Prêcheur ? Sans doute pour ancrer l’idée d’un homme de religion et vêtir ainsi Tarik Ramadan du costume du Tartuffe.

Tarik Ramadan est un islamologue, un anthropologue : ces qualifications ne confèrent pas le titre d’homme de religion. Par ailleurs, l’islam de France (lien) n’a pas de clergé et n’a encore mandaté (jusqu’à présent) personne pour parler en son nom (c’est du reste le nœud du problème !). Débateur intelligent et habile, l’homme a plus prospéré sur le terreau de l’autisme - désormais atavique- de notre société, de l’exclusion et de la ghettoïsation que sur son « double langage » qui reste à démontrer.

Pire. Quand bien même parviendrions–nous à démontrer ce « double langage », nous n’aurions guère progressé dans la résolution de nos problèmes : nous n’aurions fait, alors, que casser, en la personne de Tarik Ramadan, un thermomètre qui, malgré tout, donne la température de notre corps social. Pour ma part, je préfère que mes ennemis soient intelligents : ils savent jusqu’où ne pas aller trop loin.
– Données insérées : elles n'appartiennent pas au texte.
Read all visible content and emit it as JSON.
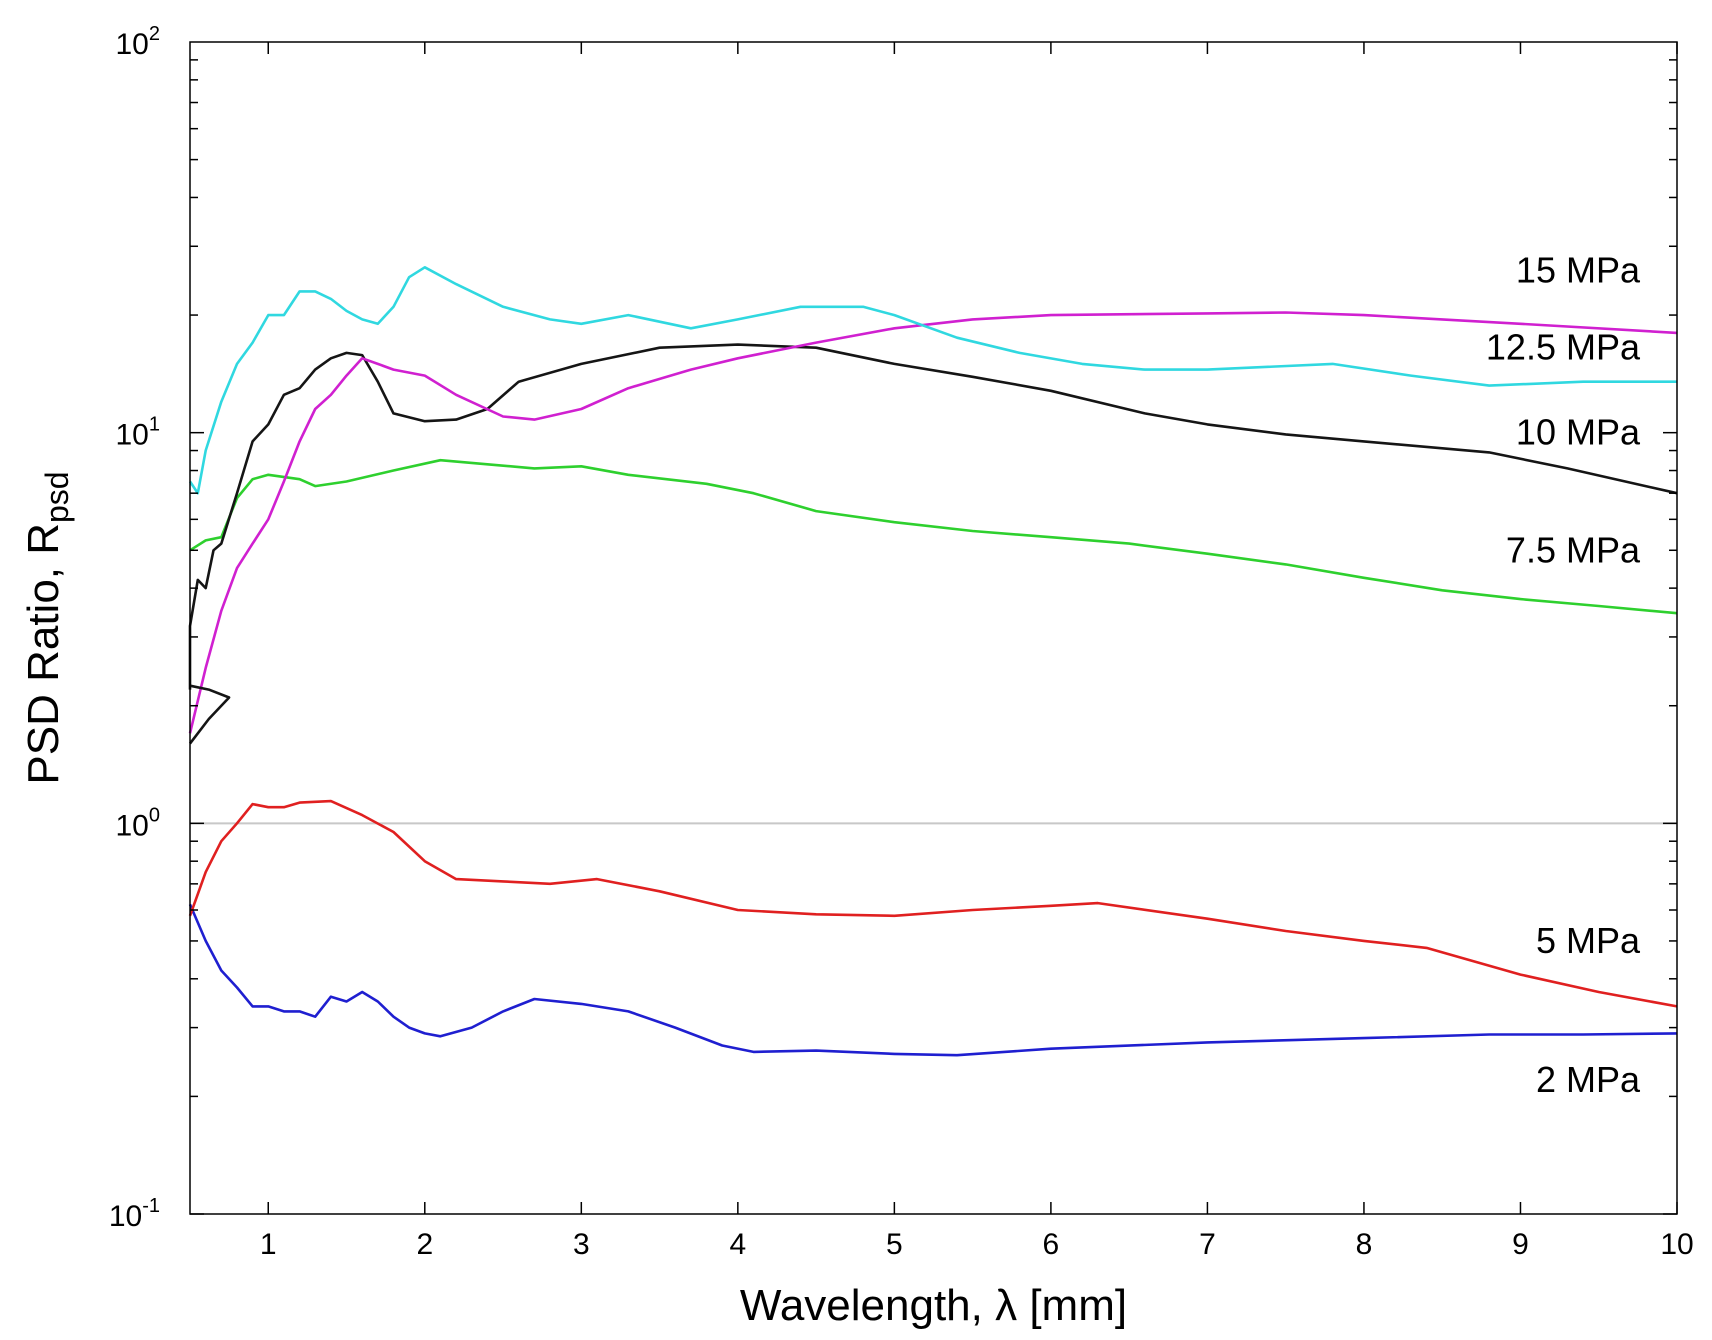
{
  "chart_data": {
    "type": "line",
    "title": "",
    "xlabel": "Wavelength, λ [mm]",
    "ylabel": "PSD Ratio, R",
    "ylabel_sub": "psd",
    "xlim": [
      0.5,
      10
    ],
    "ylim": [
      0.1,
      100
    ],
    "yscale": "log",
    "grid": false,
    "x_ticks": [
      "1",
      "2",
      "3",
      "4",
      "5",
      "6",
      "7",
      "8",
      "9",
      "10"
    ],
    "y_ticks": [
      {
        "base": "10",
        "exp": "-1"
      },
      {
        "base": "10",
        "exp": "0"
      },
      {
        "base": "10",
        "exp": "1"
      },
      {
        "base": "10",
        "exp": "2"
      }
    ],
    "reference_line": {
      "y": 1,
      "color": "#c8c8c8"
    },
    "series": [
      {
        "name": "2 MPa",
        "color": "#1f1fd0",
        "label_pos": [
          9.5,
          0.22
        ],
        "points": [
          [
            0.5,
            0.62
          ],
          [
            0.6,
            0.5
          ],
          [
            0.7,
            0.42
          ],
          [
            0.8,
            0.38
          ],
          [
            0.9,
            0.34
          ],
          [
            1.0,
            0.34
          ],
          [
            1.1,
            0.33
          ],
          [
            1.2,
            0.33
          ],
          [
            1.3,
            0.32
          ],
          [
            1.4,
            0.36
          ],
          [
            1.5,
            0.35
          ],
          [
            1.6,
            0.37
          ],
          [
            1.7,
            0.35
          ],
          [
            1.8,
            0.32
          ],
          [
            1.9,
            0.3
          ],
          [
            2.0,
            0.29
          ],
          [
            2.1,
            0.285
          ],
          [
            2.3,
            0.3
          ],
          [
            2.5,
            0.33
          ],
          [
            2.7,
            0.355
          ],
          [
            3.0,
            0.345
          ],
          [
            3.3,
            0.33
          ],
          [
            3.6,
            0.3
          ],
          [
            3.9,
            0.27
          ],
          [
            4.1,
            0.26
          ],
          [
            4.5,
            0.262
          ],
          [
            5.0,
            0.257
          ],
          [
            5.4,
            0.255
          ],
          [
            6.0,
            0.265
          ],
          [
            7.0,
            0.275
          ],
          [
            8.0,
            0.282
          ],
          [
            8.8,
            0.288
          ],
          [
            9.4,
            0.288
          ],
          [
            10.0,
            0.29
          ]
        ]
      },
      {
        "name": "5 MPa",
        "color": "#e02020",
        "label_pos": [
          9.5,
          0.5
        ],
        "points": [
          [
            0.5,
            0.58
          ],
          [
            0.6,
            0.75
          ],
          [
            0.7,
            0.9
          ],
          [
            0.8,
            1.0
          ],
          [
            0.9,
            1.12
          ],
          [
            1.0,
            1.1
          ],
          [
            1.1,
            1.1
          ],
          [
            1.2,
            1.13
          ],
          [
            1.4,
            1.14
          ],
          [
            1.6,
            1.05
          ],
          [
            1.8,
            0.95
          ],
          [
            2.0,
            0.8
          ],
          [
            2.2,
            0.72
          ],
          [
            2.5,
            0.71
          ],
          [
            2.8,
            0.7
          ],
          [
            3.1,
            0.72
          ],
          [
            3.5,
            0.67
          ],
          [
            4.0,
            0.6
          ],
          [
            4.5,
            0.585
          ],
          [
            5.0,
            0.58
          ],
          [
            5.5,
            0.6
          ],
          [
            6.0,
            0.615
          ],
          [
            6.3,
            0.625
          ],
          [
            7.0,
            0.57
          ],
          [
            7.5,
            0.53
          ],
          [
            8.0,
            0.5
          ],
          [
            8.4,
            0.48
          ],
          [
            9.0,
            0.41
          ],
          [
            9.5,
            0.37
          ],
          [
            10.0,
            0.34
          ]
        ]
      },
      {
        "name": "7.5 MPa",
        "color": "#2ed02e",
        "label_pos": [
          9.5,
          5.0
        ],
        "points": [
          [
            0.5,
            5.0
          ],
          [
            0.6,
            5.3
          ],
          [
            0.7,
            5.4
          ],
          [
            0.8,
            6.8
          ],
          [
            0.9,
            7.6
          ],
          [
            1.0,
            7.8
          ],
          [
            1.2,
            7.6
          ],
          [
            1.3,
            7.3
          ],
          [
            1.5,
            7.5
          ],
          [
            1.8,
            8.0
          ],
          [
            2.1,
            8.5
          ],
          [
            2.4,
            8.3
          ],
          [
            2.7,
            8.1
          ],
          [
            3.0,
            8.2
          ],
          [
            3.3,
            7.8
          ],
          [
            3.8,
            7.4
          ],
          [
            4.1,
            7.0
          ],
          [
            4.5,
            6.3
          ],
          [
            5.0,
            5.9
          ],
          [
            5.5,
            5.6
          ],
          [
            6.0,
            5.4
          ],
          [
            6.5,
            5.2
          ],
          [
            7.0,
            4.9
          ],
          [
            7.5,
            4.6
          ],
          [
            8.0,
            4.25
          ],
          [
            8.5,
            3.95
          ],
          [
            9.0,
            3.75
          ],
          [
            9.5,
            3.6
          ],
          [
            10.0,
            3.45
          ]
        ]
      },
      {
        "name": "10 MPa",
        "color": "#151515",
        "label_pos": [
          9.5,
          10.0
        ],
        "points": [
          [
            0.5,
            2.2
          ],
          [
            0.5,
            3.2
          ],
          [
            0.55,
            4.2
          ],
          [
            0.6,
            4.0
          ],
          [
            0.65,
            5.0
          ],
          [
            0.7,
            5.2
          ],
          [
            0.8,
            7.0
          ],
          [
            0.9,
            9.5
          ],
          [
            1.0,
            10.5
          ],
          [
            1.1,
            12.5
          ],
          [
            1.2,
            13.0
          ],
          [
            1.3,
            14.5
          ],
          [
            1.4,
            15.5
          ],
          [
            1.5,
            16.0
          ],
          [
            1.6,
            15.8
          ],
          [
            1.7,
            13.5
          ],
          [
            1.8,
            11.2
          ],
          [
            2.0,
            10.7
          ],
          [
            2.2,
            10.8
          ],
          [
            2.4,
            11.5
          ],
          [
            2.6,
            13.5
          ],
          [
            3.0,
            15.0
          ],
          [
            3.5,
            16.5
          ],
          [
            4.0,
            16.8
          ],
          [
            4.5,
            16.5
          ],
          [
            5.0,
            15.0
          ],
          [
            5.5,
            13.9
          ],
          [
            6.0,
            12.8
          ],
          [
            6.6,
            11.2
          ],
          [
            7.0,
            10.5
          ],
          [
            7.5,
            9.9
          ],
          [
            8.0,
            9.5
          ],
          [
            8.8,
            8.9
          ],
          [
            9.3,
            8.1
          ],
          [
            10.0,
            7.0
          ]
        ]
      },
      {
        "name": "12.5 MPa",
        "color": "#d020d0",
        "label_pos": [
          9.5,
          16.5
        ],
        "points": [
          [
            0.5,
            1.7
          ],
          [
            0.6,
            2.5
          ],
          [
            0.7,
            3.5
          ],
          [
            0.8,
            4.5
          ],
          [
            0.9,
            5.2
          ],
          [
            1.0,
            6.0
          ],
          [
            1.1,
            7.5
          ],
          [
            1.2,
            9.5
          ],
          [
            1.3,
            11.5
          ],
          [
            1.4,
            12.5
          ],
          [
            1.5,
            14.0
          ],
          [
            1.6,
            15.5
          ],
          [
            1.7,
            15.0
          ],
          [
            1.8,
            14.5
          ],
          [
            2.0,
            14.0
          ],
          [
            2.2,
            12.5
          ],
          [
            2.5,
            11.0
          ],
          [
            2.7,
            10.8
          ],
          [
            3.0,
            11.5
          ],
          [
            3.3,
            13.0
          ],
          [
            3.7,
            14.5
          ],
          [
            4.0,
            15.5
          ],
          [
            4.5,
            17.0
          ],
          [
            5.0,
            18.5
          ],
          [
            5.5,
            19.5
          ],
          [
            6.0,
            20.0
          ],
          [
            7.0,
            20.2
          ],
          [
            7.5,
            20.3
          ],
          [
            8.0,
            20.0
          ],
          [
            9.0,
            19.0
          ],
          [
            10.0,
            18.0
          ]
        ]
      },
      {
        "name": "15 MPa",
        "color": "#30d8e0",
        "label_pos": [
          9.5,
          26.0
        ],
        "points": [
          [
            0.5,
            7.5
          ],
          [
            0.55,
            7.0
          ],
          [
            0.6,
            9.0
          ],
          [
            0.7,
            12.0
          ],
          [
            0.8,
            15.0
          ],
          [
            0.9,
            17.0
          ],
          [
            1.0,
            20.0
          ],
          [
            1.1,
            20.0
          ],
          [
            1.2,
            23.0
          ],
          [
            1.3,
            23.0
          ],
          [
            1.4,
            22.0
          ],
          [
            1.5,
            20.5
          ],
          [
            1.6,
            19.5
          ],
          [
            1.7,
            19.0
          ],
          [
            1.8,
            21.0
          ],
          [
            1.9,
            25.0
          ],
          [
            2.0,
            26.5
          ],
          [
            2.2,
            24.0
          ],
          [
            2.5,
            21.0
          ],
          [
            2.8,
            19.5
          ],
          [
            3.0,
            19.0
          ],
          [
            3.3,
            20.0
          ],
          [
            3.7,
            18.5
          ],
          [
            4.0,
            19.5
          ],
          [
            4.4,
            21.0
          ],
          [
            4.8,
            21.0
          ],
          [
            5.0,
            20.0
          ],
          [
            5.4,
            17.5
          ],
          [
            5.8,
            16.0
          ],
          [
            6.2,
            15.0
          ],
          [
            6.6,
            14.5
          ],
          [
            7.0,
            14.5
          ],
          [
            7.8,
            15.0
          ],
          [
            8.3,
            14.0
          ],
          [
            8.8,
            13.2
          ],
          [
            9.4,
            13.5
          ],
          [
            10.0,
            13.5
          ]
        ]
      },
      {
        "name": "",
        "color": "#151515",
        "points": [
          [
            0.5,
            1.6
          ],
          [
            0.62,
            1.85
          ],
          [
            0.75,
            2.1
          ],
          [
            0.62,
            2.2
          ],
          [
            0.5,
            2.25
          ]
        ]
      }
    ]
  }
}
À travers les âges, corne de brume salvatrice, la voix de Clémenceau nous rappelle : « On se plaint des déclamations qui affolent de faibles esprits, qui détraquent des volontés instables .Cela est fâcheux, sans doute, mais les déclamations n’entament le pauvre esprit humain qu’aiguisées d’une pointe de vérité .Si vous voulez qu’elles soient inoffensives, enlevez-leur ce pénétrant aiguillon ». Lien https://blogs.mediapart.fr/edition/lescarbille/article/250916/lecon-de-clemenceau-aux-febriles-dhier-et-daujourdhui

Ce n’est pas faute d’avoir recherché, mais je n’ai jamais trouvé en quoi Tarik Ramadan serait un homme au double langage. Aussi, je serais reconnaissant à ceux qui crient l’avoir épinglé de nous démontrer (raisonnablement) sa duplicité. Rappelons qu’un intellectuel se juge à ses écrits, à ses dires, à ses prises de position.

« Je suis de ceux qui attendent des éclaircissements de la justice », a affirmé Edgar Morin, concernant les plaintes pour viol visant l’islamologue. Quant à savoir si Tariq Ramadan jouait un double jeu, comme a pu l’affirmer Caroline Fourest dans Marianne, Edgar Morin http://www.lemonde.fr/societe/article/2017/11/12/edgar-morin-sur-tariq-ramadan-je-suis-contre-toute-humiliation-subie-par-qui-que-ce-soit_5213771_3224.html#rtIOLkYsGf6h12fh.99 a estimé que l’islamologue ne joue pas un « double jeu ». Voir texte complet sur le club de Mediapart lien https://blogs.mediapart.fr/belab/blog/221117/par-edgar-morin

« Quand on considère tous les extraits de tous ses papiers à différentes époques, moi, je pense qu’il a évolué. Le Tariq Ramadan qui est venu me trouver pour débattre avec lui est un Tariq Ramadan qui a exprimé oralement et par écrit son idée d’un islam européen acceptant la démocratie, la liberté des femmes et même l’apostasie, (c’est-à-dire l’abandon de sa propre religion) », a-t-il attesté.

Pour le reste, il y a plaintes. Le tribunal compétent jugera. Tarik Ramadan demeure justiciable, tout comme ses accusateurs du reste. Il bénéficie toujours de la présomption d’innocence. À ce propos, le Code de Procédure Pénale, article préliminaire, stipule : « Toute personne suspectée ou poursuivie est présumée innocente tant que sa culpabilité n'a pas été établie. Les atteintes à sa présomption d'innocence sont prévenues, réparées et réprimées dans les conditions prévues par la loi ».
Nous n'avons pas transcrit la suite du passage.